Perhaps most appalling thing, then, is how many (most?) Americans are responding to Trump’s crimes at home and abroad. There has indeed been an admirable and somewhat underreported fight-back in Minneapolis itself but, generally, apathy seems more the rule, at least at the moment. Many people would appear to just shrug their shoulders (as with climate breakdown etc). Despite everything, Trump still clocks up a 40% approval rating, somewhat higher than the hapless but basically decent and intelligent Prime Minister Keir Starmer in the UK.[xx]
In these darkening times, it is tempting to conclude that the ‘bad guys’ have won. Artificial Intelligence seems set to really strengthen their hand. Meanwhile social media and ‘old-fashioned’ TV screens act as weapons of mass distraction. Where there have been surges in support for political parties with politics other than the likes of Reform UK, National Rally or Brothers of Italy, it has been a matter of an alternative populism that promise pie in the sky for one and all (e.g. Polanski’s self-styled ‘eco-populism’) in the Green Party of England and Wales.

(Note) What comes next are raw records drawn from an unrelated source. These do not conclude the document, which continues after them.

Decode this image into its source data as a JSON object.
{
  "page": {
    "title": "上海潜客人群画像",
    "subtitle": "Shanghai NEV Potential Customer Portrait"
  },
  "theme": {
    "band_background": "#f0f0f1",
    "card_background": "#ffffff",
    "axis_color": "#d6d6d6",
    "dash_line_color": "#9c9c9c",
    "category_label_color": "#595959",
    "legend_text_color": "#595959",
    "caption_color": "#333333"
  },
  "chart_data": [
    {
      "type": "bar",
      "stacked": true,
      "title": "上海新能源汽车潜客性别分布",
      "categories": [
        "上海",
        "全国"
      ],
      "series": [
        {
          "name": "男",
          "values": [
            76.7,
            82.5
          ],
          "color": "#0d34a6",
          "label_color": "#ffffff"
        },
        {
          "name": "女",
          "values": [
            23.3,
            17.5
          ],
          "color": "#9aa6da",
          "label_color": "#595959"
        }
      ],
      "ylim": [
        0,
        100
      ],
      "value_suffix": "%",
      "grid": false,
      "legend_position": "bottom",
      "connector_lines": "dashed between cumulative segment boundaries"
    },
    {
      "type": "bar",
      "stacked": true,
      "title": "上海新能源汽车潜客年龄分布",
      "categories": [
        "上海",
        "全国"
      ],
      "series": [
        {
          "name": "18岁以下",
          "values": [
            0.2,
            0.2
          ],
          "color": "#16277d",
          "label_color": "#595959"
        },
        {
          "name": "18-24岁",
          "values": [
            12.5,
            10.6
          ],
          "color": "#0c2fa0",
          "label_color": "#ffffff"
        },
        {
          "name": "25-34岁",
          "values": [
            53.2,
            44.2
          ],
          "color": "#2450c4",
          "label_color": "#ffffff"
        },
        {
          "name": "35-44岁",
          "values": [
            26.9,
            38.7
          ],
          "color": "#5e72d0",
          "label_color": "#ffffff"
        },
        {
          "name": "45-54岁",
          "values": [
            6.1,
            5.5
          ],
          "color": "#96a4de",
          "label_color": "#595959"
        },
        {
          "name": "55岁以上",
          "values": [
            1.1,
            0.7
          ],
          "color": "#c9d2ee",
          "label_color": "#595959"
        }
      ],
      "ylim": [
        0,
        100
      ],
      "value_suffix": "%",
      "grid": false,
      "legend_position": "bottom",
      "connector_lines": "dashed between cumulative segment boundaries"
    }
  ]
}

Perhaps the most solid crumb of comfort is that things can suddenly change, albeit, of course, not necessarily for the better. Most great changes in history happened quite abruptly, taking most contemporaries by surprise: not just the establishment of the United States but so many more from the Reformation to the French revolution. In December 1916, Lenin publicly said he would not live to see the Russian Revolution but…Throughout the 1970s, Margaret Thatcher was dismissed as a no-hoper yet she swept to power in 1979.
There remains, then, the possibility that all is not lost and there could still be unanticipated developments that serve the sustainable common good. But fingers have to be tightly crossed. In the meantime, careful analysis of Trump and co will help. That includes due consideration of the most appropriate political terminology.